Methods: Using the 14L5 transducer on the Siemens S2000 scanner with custom designed beam sequences and processing, ARF was generated at a 0.55cm focus using a F/1 7.2MHz pushing excitation and was tracked at the first harmonic frequency of 12.2MHz on and off-axis. We recruited patients with sclerotic disease and imaged them using ARFI/SWEI on lesionous and normal skin in various body sites. Along with standard B-mode, on-axis displacement (averaged over 1.7mm) and off-axis shear wave propagation (ROI size 1.7mm x 7.2mm) was measured using normalized cross-correlation on rf-data. A total of 12 patients have been imaged-to-date but only 2 patient data were analyzed for this abstract.

Results: Computed Shear Wave Speed (SWS) and mean ARFI displacement magnitude were normalized to their controls. Metrics from lesionous skin were normalized by those acquired from normal skin laterally opposite to the affected region, and those of normal skin were normalized by dividing the metrics from the left side of the body to the right side. Normalized SWS and mean ARFI displacement inside the lesionous skin and inside the normal skin for two patients  are shown in Figure 1. SWS inside the lesionous skin is significantly greater than that inside the normal skin (p=0.03); mean ARFI displacement inside the lesionous skin is significantly smaller than that inside the normal skin (p=0.007).

Conclusions: As hypothesized, the SWS was greater and mean ARFI displacement smaller in lesionous skin compared to those in normal skin. Although the speed and displacement magnitude are impacted by both the material stiffness and geometry, the results show that there are significant differences in these metrics due to stiffness alone. We are continuing patient accrual and exploring ways for robust analyses.

Acknowledgements: This work has been supported by NIH grants EB002132 and Dermatology Foundation. We thank the Ultrasound Division at Siemens Medical Solutions, USA, Inc. for their technical and in-kind support. We also thank Dr. Veronica Rotemberg for her help with patient imaging.

References:

[1] Fett N, et al: Academy of Dermatology, 64(2), pp. 231-242, quiz 243-234, 2011.

[2] Palmeri ML, et al: Interface Focus, 1(4), pp. 553-564, 2011.

[3] Nezafati KA, et al.: Archives of dermatology,147(9), pp.1112-1115, 2011.
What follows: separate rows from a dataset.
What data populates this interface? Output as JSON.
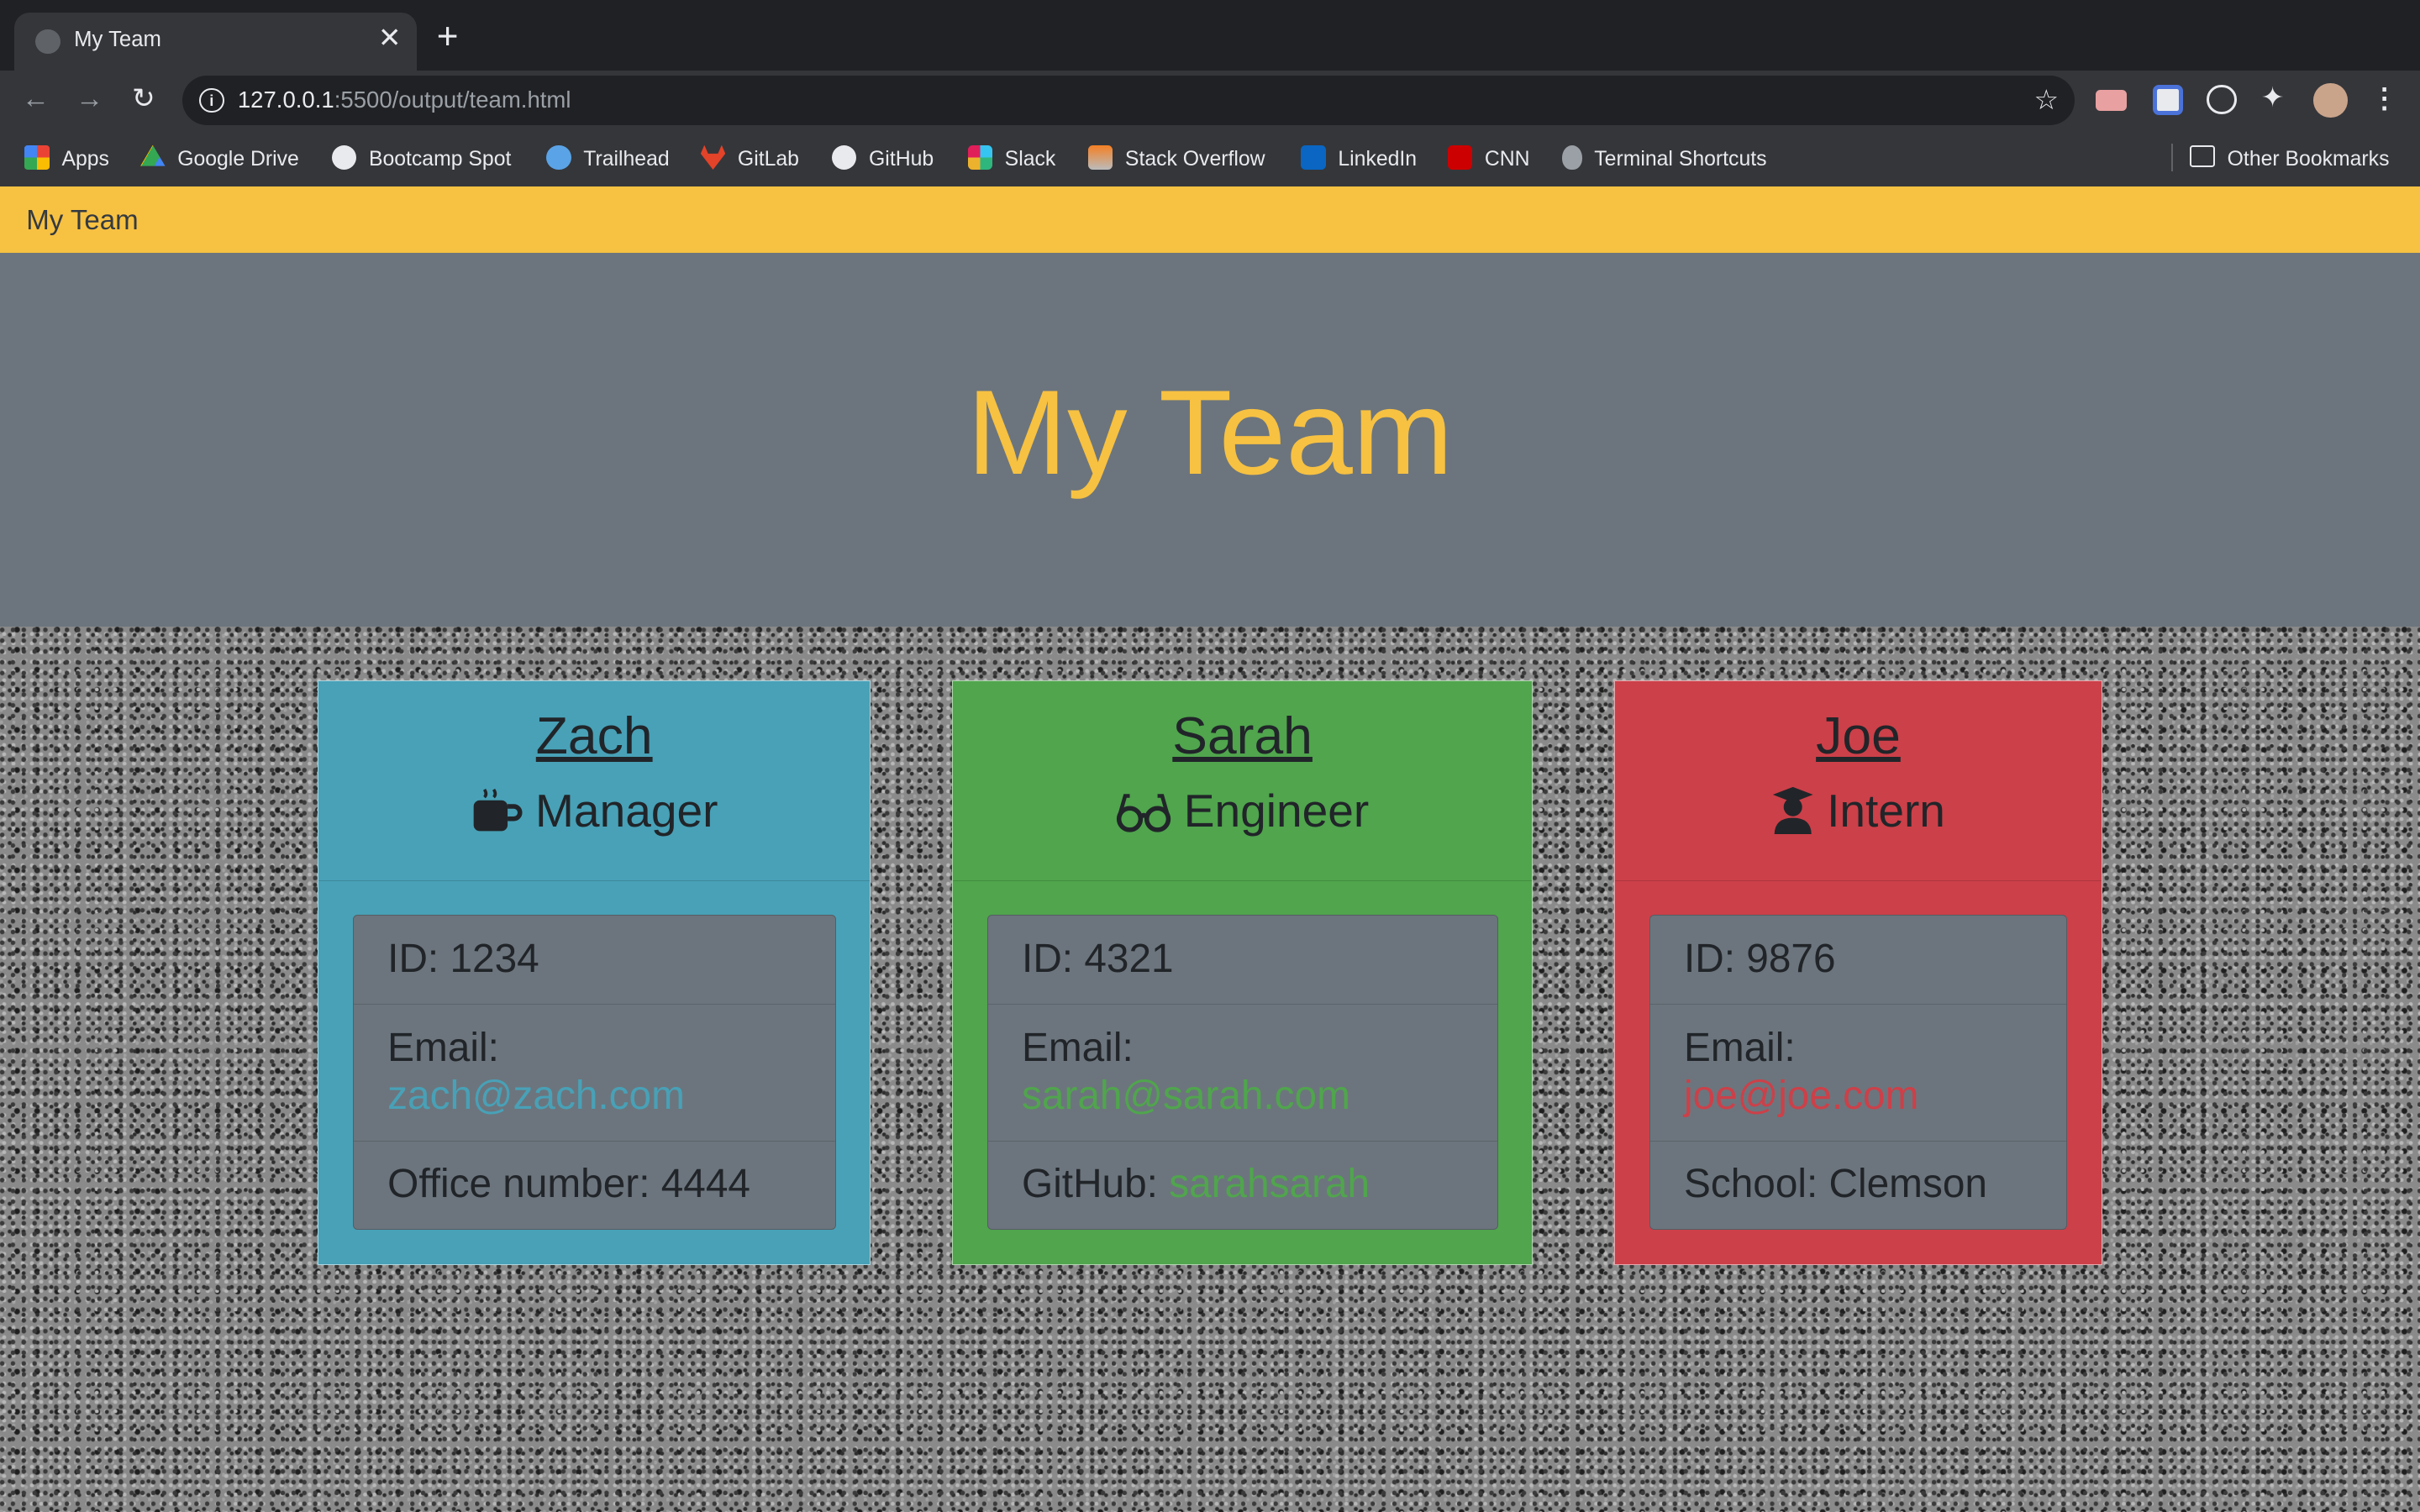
{
  "browser": {
    "tab_title": "My Team",
    "url_host": "127.0.0.1",
    "url_rest": ":5500/output/team.html",
    "bookmarks": [
      "Apps",
      "Google Drive",
      "Bootcamp Spot",
      "Trailhead",
      "GitLab",
      "GitHub",
      "Slack",
      "Stack Overflow",
      "LinkedIn",
      "CNN",
      "Terminal Shortcuts"
    ],
    "other_bookmarks": "Other Bookmarks"
  },
  "navbar": {
    "brand": "My Team"
  },
  "jumbotron": {
    "title": "My Team"
  },
  "colors": {
    "navbar": "#f7c142",
    "jumbotron": "#6c757d",
    "manager": "#48a1b7",
    "engineer": "#50a54d",
    "intern": "#cc4049"
  },
  "team": [
    {
      "name": "Zach",
      "role": "Manager",
      "role_icon": "coffee-icon",
      "id_line": "ID: 1234",
      "email_label": "Email:",
      "email": "zach@zach.com",
      "extra_label": "Office number: 4444",
      "extra_value": ""
    },
    {
      "name": "Sarah",
      "role": "Engineer",
      "role_icon": "glasses-icon",
      "id_line": "ID: 4321",
      "email_label": "Email:",
      "email": "sarah@sarah.com",
      "extra_label": "GitHub: ",
      "extra_value": "sarahsarah"
    },
    {
      "name": "Joe",
      "role": "Intern",
      "role_icon": "graduate-icon",
      "id_line": "ID: 9876",
      "email_label": "Email:",
      "email": "joe@joe.com",
      "extra_label": "School: Clemson",
      "extra_value": ""
    }
  ]
}
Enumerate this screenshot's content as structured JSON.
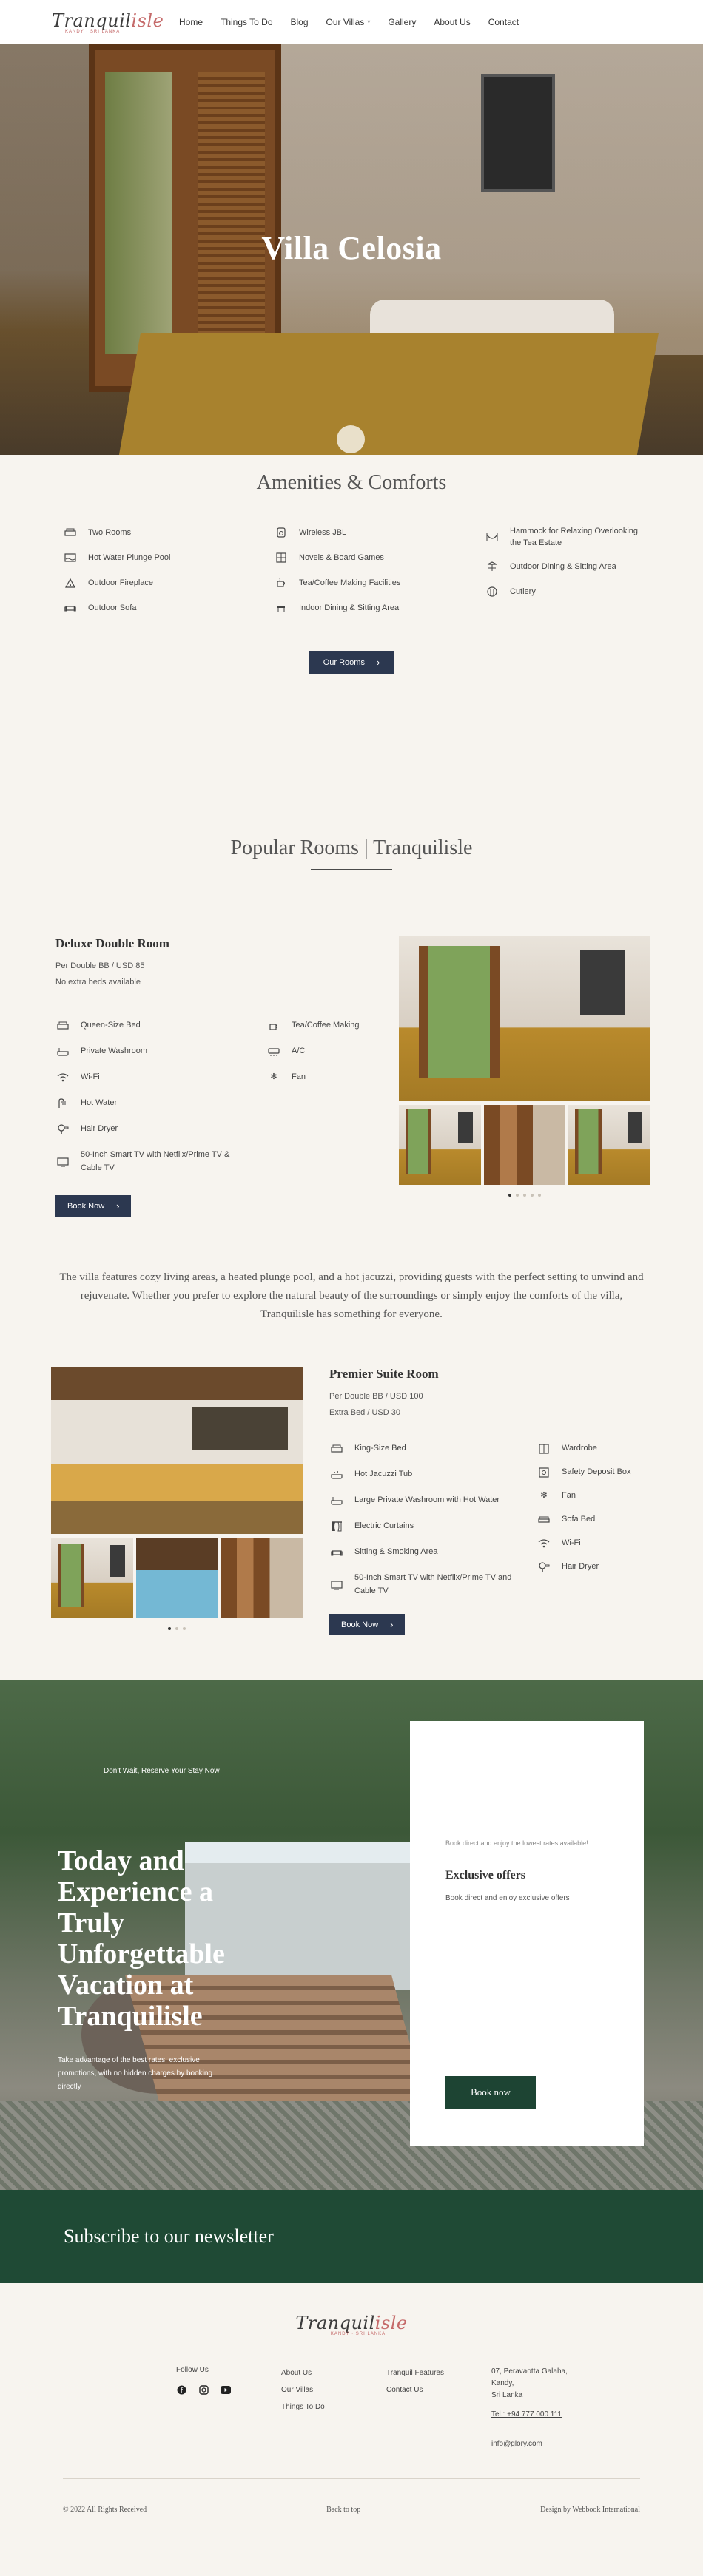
{
  "header": {
    "logo_main": "Tranquil",
    "logo_accent": "isle",
    "logo_sub": "KANDY · SRI LANKA",
    "nav": [
      {
        "label": "Home"
      },
      {
        "label": "Things To Do"
      },
      {
        "label": "Blog"
      },
      {
        "label": "Our Villas",
        "dropdown": true
      },
      {
        "label": "Gallery"
      },
      {
        "label": "About Us"
      },
      {
        "label": "Contact"
      }
    ]
  },
  "hero": {
    "title": "Villa Celosia"
  },
  "amenities": {
    "title": "Amenities & Comforts",
    "columns": [
      [
        {
          "icon": "bed-icon",
          "label": "Two Rooms"
        },
        {
          "icon": "pool-icon",
          "label": "Hot Water Plunge Pool"
        },
        {
          "icon": "fireplace-icon",
          "label": "Outdoor Fireplace"
        },
        {
          "icon": "sofa-icon",
          "label": "Outdoor Sofa"
        }
      ],
      [
        {
          "icon": "speaker-icon",
          "label": "Wireless JBL"
        },
        {
          "icon": "board-games-icon",
          "label": "Novels & Board Games"
        },
        {
          "icon": "kettle-icon",
          "label": "Tea/Coffee Making Facilities"
        },
        {
          "icon": "dining-icon",
          "label": "Indoor Dining & Sitting Area"
        }
      ],
      [
        {
          "icon": "hammock-icon",
          "label": "Hammock for Relaxing Overlooking the Tea Estate"
        },
        {
          "icon": "outdoor-dining-icon",
          "label": "Outdoor Dining & Sitting Area"
        },
        {
          "icon": "cutlery-icon",
          "label": "Cutlery"
        }
      ]
    ],
    "button": "Our Rooms"
  },
  "rooms": {
    "title": "Popular Rooms | Tranquilisle",
    "deluxe": {
      "name": "Deluxe Double Room",
      "price": "Per Double BB / USD 85",
      "extra": "No extra beds available",
      "features_left": [
        {
          "icon": "bed-icon",
          "label": "Queen-Size Bed"
        },
        {
          "icon": "bath-icon",
          "label": "Private Washroom"
        },
        {
          "icon": "wifi-icon",
          "label": "Wi-Fi"
        },
        {
          "icon": "shower-icon",
          "label": "Hot Water"
        },
        {
          "icon": "hair-dryer-icon",
          "label": "Hair Dryer"
        },
        {
          "icon": "tv-icon",
          "label": "50-Inch Smart TV with Netflix/Prime TV & Cable TV"
        }
      ],
      "features_right": [
        {
          "icon": "kettle-icon",
          "label": "Tea/Coffee Making"
        },
        {
          "icon": "ac-icon",
          "label": "A/C"
        },
        {
          "icon": "fan-icon",
          "label": "Fan"
        }
      ],
      "button": "Book Now"
    },
    "description": "The villa features cozy living areas, a heated plunge pool, and a hot jacuzzi, providing guests with the perfect setting to unwind and rejuvenate. Whether you prefer to explore the natural beauty of the surroundings or simply enjoy the comforts of the villa, Tranquilisle has something for everyone.",
    "premier": {
      "name": "Premier Suite Room",
      "price": "Per Double BB / USD 100",
      "extra": "Extra Bed / USD 30",
      "features_left": [
        {
          "icon": "bed-icon",
          "label": "King-Size Bed"
        },
        {
          "icon": "jacuzzi-icon",
          "label": "Hot Jacuzzi Tub"
        },
        {
          "icon": "bath-icon",
          "label": "Large Private Washroom with Hot Water"
        },
        {
          "icon": "curtain-icon",
          "label": "Electric Curtains"
        },
        {
          "icon": "sofa-icon",
          "label": "Sitting & Smoking Area"
        },
        {
          "icon": "tv-icon",
          "label": "50-Inch Smart TV with Netflix/Prime TV and Cable TV"
        }
      ],
      "features_right": [
        {
          "icon": "wardrobe-icon",
          "label": "Wardrobe"
        },
        {
          "icon": "safe-icon",
          "label": "Safety Deposit Box"
        },
        {
          "icon": "fan-icon",
          "label": "Fan"
        },
        {
          "icon": "sofa-bed-icon",
          "label": "Sofa Bed"
        },
        {
          "icon": "wifi-icon",
          "label": "Wi-Fi"
        },
        {
          "icon": "hair-dryer-icon",
          "label": "Hair Dryer"
        }
      ],
      "button": "Book Now"
    }
  },
  "cta": {
    "kicker": "Don't Wait, Reserve Your Stay Now",
    "title": "Today and Experience a Truly Unforgettable Vacation at Tranquilisle",
    "text": "Take advantage of the best rates, exclusive promotions, with no hidden charges by booking directly",
    "card_peek": "Book direct and enjoy the lowest rates available!",
    "card_title": "Exclusive offers",
    "card_sub": "Book direct and enjoy exclusive offers",
    "card_button": "Book now"
  },
  "newsletter": {
    "title": "Subscribe to our newsletter"
  },
  "footer": {
    "follow": "Follow Us",
    "links_a": [
      "About Us",
      "Our Villas",
      "Things To Do"
    ],
    "links_b": [
      "Tranquil Features",
      "Contact Us"
    ],
    "address": [
      "07, Peravaotta Galaha,",
      "Kandy,",
      "Sri Lanka"
    ],
    "phone": "Tel.: +94 777 000 111",
    "email": "info@glory.com",
    "copyright": "© 2022 All Rights Received",
    "back_to_top": "Back to top",
    "credit": "Design by Webbook International"
  },
  "colors": {
    "background": "#f7f4ef",
    "button_navy": "#2c3850",
    "brand_green": "#1f4a35",
    "logo_coral": "#c56a6a"
  }
}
[4] Palmeri ML, et al.: Journal of hepatology, 55(3), pp. 666-672, 2011.

Figure 1. Top: comparison of normalized SWS in lesional skin to normal skin; Bottom: comparison of normalized mean ARFI displacement inside lesional skin to normal skin. In both cases, the two populations were significantly different from each other with p<0.05 using Mann-Whitney U test.